Esta seção das "Luzes do Renascimento" (Orot HaTechiyá) é um dos trechos mais arrebatados do Rav Kook — sobre a raiz divina do intelecto de Israel e a luz que dele desce ao mundo. O que segue é uma tradução inédita ao português da seção inteira, a partir do hebraico original (de domínio público).
Um intelecto divino
O intelecto israelita, do lado da sua fonte espiritual divina, é um intelecto divino, e a sua vontade é uma vontade divina. As saudades e o amor de toda a nação são tremendos e infinitamente profundos — e o são, precisamente, pela perfeição divina suprema. Esse amor sobressai no Cântico dos Cânticos, no esplendor das suas cores, para as quais o mundo inteiro não é digno.
Só a sabedoria suprema, com toda a sua liberdade e todo o sentir dos seus deleites — aquela que sobe sempre, acima das esferas dos conhecimentos divinos — é o que dá vida a Israel.

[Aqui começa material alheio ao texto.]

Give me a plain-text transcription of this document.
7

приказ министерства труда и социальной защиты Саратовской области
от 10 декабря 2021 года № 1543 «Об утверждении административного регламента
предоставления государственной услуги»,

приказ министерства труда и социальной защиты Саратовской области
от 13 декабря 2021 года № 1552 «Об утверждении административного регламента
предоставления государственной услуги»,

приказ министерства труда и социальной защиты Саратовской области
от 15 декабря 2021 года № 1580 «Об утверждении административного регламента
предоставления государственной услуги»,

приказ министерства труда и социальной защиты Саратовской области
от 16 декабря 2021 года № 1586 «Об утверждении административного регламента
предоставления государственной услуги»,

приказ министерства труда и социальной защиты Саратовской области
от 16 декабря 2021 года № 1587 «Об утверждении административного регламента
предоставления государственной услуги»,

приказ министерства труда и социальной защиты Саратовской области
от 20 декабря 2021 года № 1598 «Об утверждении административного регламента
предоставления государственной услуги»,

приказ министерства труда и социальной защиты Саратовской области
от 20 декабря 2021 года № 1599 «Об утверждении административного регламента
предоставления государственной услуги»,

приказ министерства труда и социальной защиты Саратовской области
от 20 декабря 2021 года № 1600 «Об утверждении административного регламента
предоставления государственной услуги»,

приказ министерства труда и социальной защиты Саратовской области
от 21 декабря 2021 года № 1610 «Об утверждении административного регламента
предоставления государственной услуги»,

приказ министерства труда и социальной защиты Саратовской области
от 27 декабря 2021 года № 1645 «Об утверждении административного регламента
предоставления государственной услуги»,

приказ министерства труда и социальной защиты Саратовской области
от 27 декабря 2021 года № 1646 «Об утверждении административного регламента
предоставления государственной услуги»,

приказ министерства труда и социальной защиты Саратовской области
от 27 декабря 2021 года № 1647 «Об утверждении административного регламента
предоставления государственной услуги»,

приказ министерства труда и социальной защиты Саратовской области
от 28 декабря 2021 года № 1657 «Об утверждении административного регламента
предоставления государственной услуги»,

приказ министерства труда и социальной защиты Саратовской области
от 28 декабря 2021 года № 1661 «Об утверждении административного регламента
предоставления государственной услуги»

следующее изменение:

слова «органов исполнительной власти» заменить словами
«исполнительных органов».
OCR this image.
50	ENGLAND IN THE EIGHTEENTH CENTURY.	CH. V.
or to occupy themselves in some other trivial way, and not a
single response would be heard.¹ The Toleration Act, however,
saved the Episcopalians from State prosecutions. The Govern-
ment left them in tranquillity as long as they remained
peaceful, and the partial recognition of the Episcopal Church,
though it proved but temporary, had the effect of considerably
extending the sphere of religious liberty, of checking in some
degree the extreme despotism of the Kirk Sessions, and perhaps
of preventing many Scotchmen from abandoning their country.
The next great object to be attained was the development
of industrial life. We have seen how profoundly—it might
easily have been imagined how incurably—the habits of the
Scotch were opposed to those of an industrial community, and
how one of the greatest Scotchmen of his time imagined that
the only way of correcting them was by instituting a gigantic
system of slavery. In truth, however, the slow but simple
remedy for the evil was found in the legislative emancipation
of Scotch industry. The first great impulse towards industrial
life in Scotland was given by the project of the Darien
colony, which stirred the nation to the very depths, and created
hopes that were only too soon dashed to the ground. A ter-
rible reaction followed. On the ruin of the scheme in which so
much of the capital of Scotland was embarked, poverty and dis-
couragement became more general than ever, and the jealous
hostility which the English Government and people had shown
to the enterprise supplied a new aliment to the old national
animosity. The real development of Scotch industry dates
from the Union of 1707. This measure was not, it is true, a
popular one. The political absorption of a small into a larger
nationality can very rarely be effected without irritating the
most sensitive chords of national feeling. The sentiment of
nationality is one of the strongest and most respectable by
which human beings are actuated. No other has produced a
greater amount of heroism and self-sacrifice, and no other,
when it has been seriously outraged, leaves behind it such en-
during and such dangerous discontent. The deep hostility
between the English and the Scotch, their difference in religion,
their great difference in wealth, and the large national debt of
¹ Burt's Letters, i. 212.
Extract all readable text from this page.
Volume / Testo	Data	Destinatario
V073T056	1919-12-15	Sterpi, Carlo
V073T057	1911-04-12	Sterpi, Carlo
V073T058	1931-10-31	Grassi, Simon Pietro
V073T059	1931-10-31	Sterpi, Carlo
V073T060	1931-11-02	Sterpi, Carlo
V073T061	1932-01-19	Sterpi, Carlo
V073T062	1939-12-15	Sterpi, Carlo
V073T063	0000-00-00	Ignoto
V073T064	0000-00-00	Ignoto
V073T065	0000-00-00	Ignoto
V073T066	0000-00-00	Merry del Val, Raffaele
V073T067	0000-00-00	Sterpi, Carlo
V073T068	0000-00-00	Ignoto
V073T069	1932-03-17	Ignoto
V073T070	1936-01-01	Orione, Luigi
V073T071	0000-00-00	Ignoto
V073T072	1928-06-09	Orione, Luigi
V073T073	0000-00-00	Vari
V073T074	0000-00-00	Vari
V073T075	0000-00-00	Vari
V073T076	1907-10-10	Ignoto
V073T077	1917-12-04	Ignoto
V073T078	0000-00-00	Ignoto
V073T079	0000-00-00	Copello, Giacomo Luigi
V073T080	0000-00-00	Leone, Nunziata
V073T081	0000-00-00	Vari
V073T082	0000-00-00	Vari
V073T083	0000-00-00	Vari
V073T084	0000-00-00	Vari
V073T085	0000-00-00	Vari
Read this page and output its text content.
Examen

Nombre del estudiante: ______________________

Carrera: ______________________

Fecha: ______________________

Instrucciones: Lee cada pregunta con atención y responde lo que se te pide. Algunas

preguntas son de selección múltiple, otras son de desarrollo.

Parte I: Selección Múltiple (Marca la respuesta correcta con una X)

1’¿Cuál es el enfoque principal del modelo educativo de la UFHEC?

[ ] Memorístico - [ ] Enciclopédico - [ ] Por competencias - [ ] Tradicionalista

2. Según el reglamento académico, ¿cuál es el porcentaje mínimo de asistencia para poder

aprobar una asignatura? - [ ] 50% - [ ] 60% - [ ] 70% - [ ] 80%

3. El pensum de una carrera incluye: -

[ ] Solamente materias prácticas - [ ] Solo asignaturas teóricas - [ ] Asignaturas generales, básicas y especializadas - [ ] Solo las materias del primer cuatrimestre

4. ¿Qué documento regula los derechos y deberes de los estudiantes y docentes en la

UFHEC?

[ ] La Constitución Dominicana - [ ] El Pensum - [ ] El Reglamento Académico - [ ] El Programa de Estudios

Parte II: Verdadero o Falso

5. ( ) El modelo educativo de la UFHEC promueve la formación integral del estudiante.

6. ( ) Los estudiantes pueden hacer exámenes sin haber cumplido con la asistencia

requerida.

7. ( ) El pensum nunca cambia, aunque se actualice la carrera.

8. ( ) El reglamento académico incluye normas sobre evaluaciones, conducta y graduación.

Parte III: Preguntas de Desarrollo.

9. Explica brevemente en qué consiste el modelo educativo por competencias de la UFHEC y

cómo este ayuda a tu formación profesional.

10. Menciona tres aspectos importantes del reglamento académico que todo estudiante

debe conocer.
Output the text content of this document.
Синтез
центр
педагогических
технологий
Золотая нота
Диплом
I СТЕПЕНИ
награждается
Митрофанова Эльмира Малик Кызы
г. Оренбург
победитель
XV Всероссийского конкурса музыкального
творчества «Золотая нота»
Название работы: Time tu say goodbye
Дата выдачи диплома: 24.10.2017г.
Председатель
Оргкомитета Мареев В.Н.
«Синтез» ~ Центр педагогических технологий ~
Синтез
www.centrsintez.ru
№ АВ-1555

Os justos, fundamentos do mundo
Essa luz essencial revela-se nos justos supremos das gerações, cuja vontade é o fundamento do mundo, cujas palavras são palavras do D'us vivo, e das quais nenhuma volta vazia — pois a palavra do Senhor, D'us do mundo, está sempre na sua boca. E, nos recantos de toda a Torá — no seu todo e nos seus pormenores —, quando ela se une à iluminação do conhecimento do seu fundamento e da sua alma, tudo vai iluminando, vai revelando, vai redimindo, vai aperfeiçoando; traz salvação eterna a toda criatura, e ilumina a eternidade a partir da sua glória suprema — d'Aquele que cavalga os mais altos céus antigos e dá vida aos confins da terra, faz brotar toda espécie de salvação, e dá alento a todos os humildes da terra; cinge Israel de uma força eterna e o faz voltar, erguido, à sua terra, para o renovar como no princípio.
Uma só luz, a alma de todo o cosmos
Uma só luz, uma só alma, a alma de todo o cosmos: o braço de D'us vai-se revelando, vai chamando Israel à vida, a voltar para construir e ser construído. Na alma suprema dos justos — fundamentos do mundo, que a luz dos segredos de D'us mantém vivos — habita o espírito da ressurreição dos mortos; e da fonte da sua vida que jorra, absorvida de toda a essência dos tesouros de vida de todos os mundos, saem regatos — ramos finos e variados — para trazer a luz da vida, um espírito de esperança e uma inclinação à unidade, um despertar de teshuvá e um grande alento a todas as camadas [do povo]. E, na luz suprema semeada para o justo, despontará o Mashiach, para erguer o vigor de um povo eterno.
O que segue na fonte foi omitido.